Froome, todos sabemos, nasceu em 1985 no Quénia, filho de ingleses. Passou a juventude na África do Sul e aí começou a correr e a competir, sendo a sua primeira influência o corredor sul-africano Robert Hunter, daí a Barloworld. Correu em 2008 em Portugal, na extinta Volta ao Distrito de Santarém. E em 2009 foi "um prometedor" 36º no Giro. Em 2010 e na primeira metade de 2011 terá estado a combater uma famosa bilharzíase, doença com origem africana. Tratada a coisa, a primeira corrida de responsabilidade de Froome foi a Vuelta de 2011, onde Wiggins ia tentar pela primeira vez ganhar uma prova de três semanas. Froome aguentou onde Wiggins tremeu, bateu-o nas montanhas, no contra-relógio, e discutiu a vitória palmo-a-palmo com um espanhol, Cobo, que, este sim, nunca mais voltou a fazer nada de jeito. Sucederam-se os artigos sobre a surpresa Froome. Escreviam sobre um "natural-climber" que, já em 2010, fora segundo no campeonato inglês de contra-relógio. O anonimato dos primeiros anos de profissionalismo de Froome teriam sido pela tal da bilharziose? A verdade é que Froome revela-se já na "idade do passaporte biológico" e este nunca apitou. O salbutamol viria só seis anos depois. A verdade também é que se a Vuelta de 2011 não tivesse acontecido Froome teria sido despedido da Sky.

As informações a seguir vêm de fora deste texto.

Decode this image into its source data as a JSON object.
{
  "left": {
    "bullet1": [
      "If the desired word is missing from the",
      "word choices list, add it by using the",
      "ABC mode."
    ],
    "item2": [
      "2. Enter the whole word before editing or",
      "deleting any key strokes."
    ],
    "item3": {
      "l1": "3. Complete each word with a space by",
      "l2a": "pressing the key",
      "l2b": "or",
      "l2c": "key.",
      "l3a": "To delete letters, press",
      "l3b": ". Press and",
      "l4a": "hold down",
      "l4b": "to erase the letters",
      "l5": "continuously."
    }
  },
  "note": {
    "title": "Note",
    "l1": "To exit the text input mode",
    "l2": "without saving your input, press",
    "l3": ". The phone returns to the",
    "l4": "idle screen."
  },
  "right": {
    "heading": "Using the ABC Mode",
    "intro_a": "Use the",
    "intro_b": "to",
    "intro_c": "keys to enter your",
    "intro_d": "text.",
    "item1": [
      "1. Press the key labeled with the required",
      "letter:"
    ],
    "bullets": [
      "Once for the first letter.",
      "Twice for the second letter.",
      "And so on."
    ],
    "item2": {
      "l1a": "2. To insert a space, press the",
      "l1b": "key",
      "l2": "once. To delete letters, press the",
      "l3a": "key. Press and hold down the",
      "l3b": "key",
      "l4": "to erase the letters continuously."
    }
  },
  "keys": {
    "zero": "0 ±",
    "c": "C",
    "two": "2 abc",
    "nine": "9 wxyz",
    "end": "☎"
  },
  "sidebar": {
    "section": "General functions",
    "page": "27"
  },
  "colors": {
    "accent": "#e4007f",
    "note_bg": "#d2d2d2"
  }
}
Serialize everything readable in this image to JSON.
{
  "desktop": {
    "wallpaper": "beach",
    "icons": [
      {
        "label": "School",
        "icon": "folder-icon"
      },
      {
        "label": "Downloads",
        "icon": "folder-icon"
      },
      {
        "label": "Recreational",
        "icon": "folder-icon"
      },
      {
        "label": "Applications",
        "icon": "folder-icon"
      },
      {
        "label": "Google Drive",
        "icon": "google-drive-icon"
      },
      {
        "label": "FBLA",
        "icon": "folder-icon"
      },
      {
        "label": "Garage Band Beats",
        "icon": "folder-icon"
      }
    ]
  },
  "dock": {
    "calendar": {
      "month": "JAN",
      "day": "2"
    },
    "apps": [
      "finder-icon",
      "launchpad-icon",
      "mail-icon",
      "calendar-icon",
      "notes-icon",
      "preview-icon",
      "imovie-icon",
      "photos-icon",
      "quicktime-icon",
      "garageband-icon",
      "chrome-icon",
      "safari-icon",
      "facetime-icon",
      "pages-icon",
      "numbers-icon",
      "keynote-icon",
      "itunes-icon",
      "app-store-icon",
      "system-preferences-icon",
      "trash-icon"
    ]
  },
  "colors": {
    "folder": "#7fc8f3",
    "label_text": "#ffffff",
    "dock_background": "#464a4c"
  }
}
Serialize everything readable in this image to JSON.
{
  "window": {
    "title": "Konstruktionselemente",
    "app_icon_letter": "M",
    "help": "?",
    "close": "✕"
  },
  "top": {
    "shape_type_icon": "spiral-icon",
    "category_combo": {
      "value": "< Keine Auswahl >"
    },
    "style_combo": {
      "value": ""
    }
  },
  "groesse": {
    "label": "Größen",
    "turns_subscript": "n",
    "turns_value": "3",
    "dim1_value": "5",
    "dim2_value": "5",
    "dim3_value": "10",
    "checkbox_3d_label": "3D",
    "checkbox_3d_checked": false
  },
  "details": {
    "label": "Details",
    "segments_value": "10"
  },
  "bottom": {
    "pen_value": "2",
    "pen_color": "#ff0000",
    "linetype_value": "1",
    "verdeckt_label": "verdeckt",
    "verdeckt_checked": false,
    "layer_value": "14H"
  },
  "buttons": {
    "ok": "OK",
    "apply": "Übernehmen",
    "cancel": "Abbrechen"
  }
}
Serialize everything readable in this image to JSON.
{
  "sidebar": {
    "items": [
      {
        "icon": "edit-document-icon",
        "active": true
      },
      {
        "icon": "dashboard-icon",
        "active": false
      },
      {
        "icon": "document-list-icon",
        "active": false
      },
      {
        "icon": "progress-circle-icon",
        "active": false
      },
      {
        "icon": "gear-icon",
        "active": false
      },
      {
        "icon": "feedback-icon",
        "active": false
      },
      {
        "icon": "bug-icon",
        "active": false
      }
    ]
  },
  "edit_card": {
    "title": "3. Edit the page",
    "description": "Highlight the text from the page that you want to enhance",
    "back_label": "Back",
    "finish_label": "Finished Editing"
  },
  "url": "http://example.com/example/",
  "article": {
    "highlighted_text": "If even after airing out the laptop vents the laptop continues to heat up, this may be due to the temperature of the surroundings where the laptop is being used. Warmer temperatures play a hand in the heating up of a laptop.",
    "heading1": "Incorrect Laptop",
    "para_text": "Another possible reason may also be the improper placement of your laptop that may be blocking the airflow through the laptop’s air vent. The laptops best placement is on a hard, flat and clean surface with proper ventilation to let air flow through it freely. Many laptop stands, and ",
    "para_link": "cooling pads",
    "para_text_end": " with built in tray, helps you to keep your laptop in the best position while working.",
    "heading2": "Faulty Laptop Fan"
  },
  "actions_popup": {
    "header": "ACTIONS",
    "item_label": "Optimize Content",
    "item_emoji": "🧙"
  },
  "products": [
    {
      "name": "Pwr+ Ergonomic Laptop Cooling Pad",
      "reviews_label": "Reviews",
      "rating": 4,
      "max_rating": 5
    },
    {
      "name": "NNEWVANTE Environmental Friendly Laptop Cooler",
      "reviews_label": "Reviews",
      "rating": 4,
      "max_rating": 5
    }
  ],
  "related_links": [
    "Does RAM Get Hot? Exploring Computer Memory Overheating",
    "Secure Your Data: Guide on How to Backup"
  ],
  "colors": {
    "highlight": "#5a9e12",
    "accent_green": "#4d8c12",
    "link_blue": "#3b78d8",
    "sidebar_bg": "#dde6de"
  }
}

Quando a Sky foi criada a ideia era "ganhar o Tour em cinco anos". Aconteceu logo em 2012. E em 2013 e 2015 e 2016 e 2017 e 2018.
Bradley Wiggins já era uma estrela antes de chegar à Sky. Cinco anos mais velho do que Froome, multi-medalhado na pista, em 2009 conseguira um quarto lugar no Tour, surpreendendo tudo e todos, logo atrás de Armstrong. Portanto... se em 2010 Wiggins andou "a pastar" e em 2011, depois de ganhar o Dauphiné, caiu no Tour e tremeu na Vuelta, no Tour de 2012 Wiggins era na mesma o chefe-de-fila da Sky e Froome - a confirmar-se a sua prestação na Vuelta - a sua principal ajuda, o "super-domestique". Quando se fala de 2012 as pessoas esquecem que nesse ano Wiggins ganhou também o Paris-Nice, a Volta à Romandia e o Dauphiné, para além do Tour. Ah, e a medalha de ouro no contra-relógio dos Jogos Olímpicos de Londres. Nem nos seus melhores sonhos a Sky pensaria ganhar tanto tão cedo. E, com a excepção de parte do Tour, nada disto foi feito às costas de Froome. Peso por peso, Froome nunca produziu depois um ano assim. Mas a realidade é o que lembramos: Froome a esperar por Wiggins nas subidas do Tour. Isto demonstrou duas coisas: Froome era o futuro da Sky no que ao Tour dizia respeito, primeiro, e Froome não gostava de esperar por ninguém, segundo.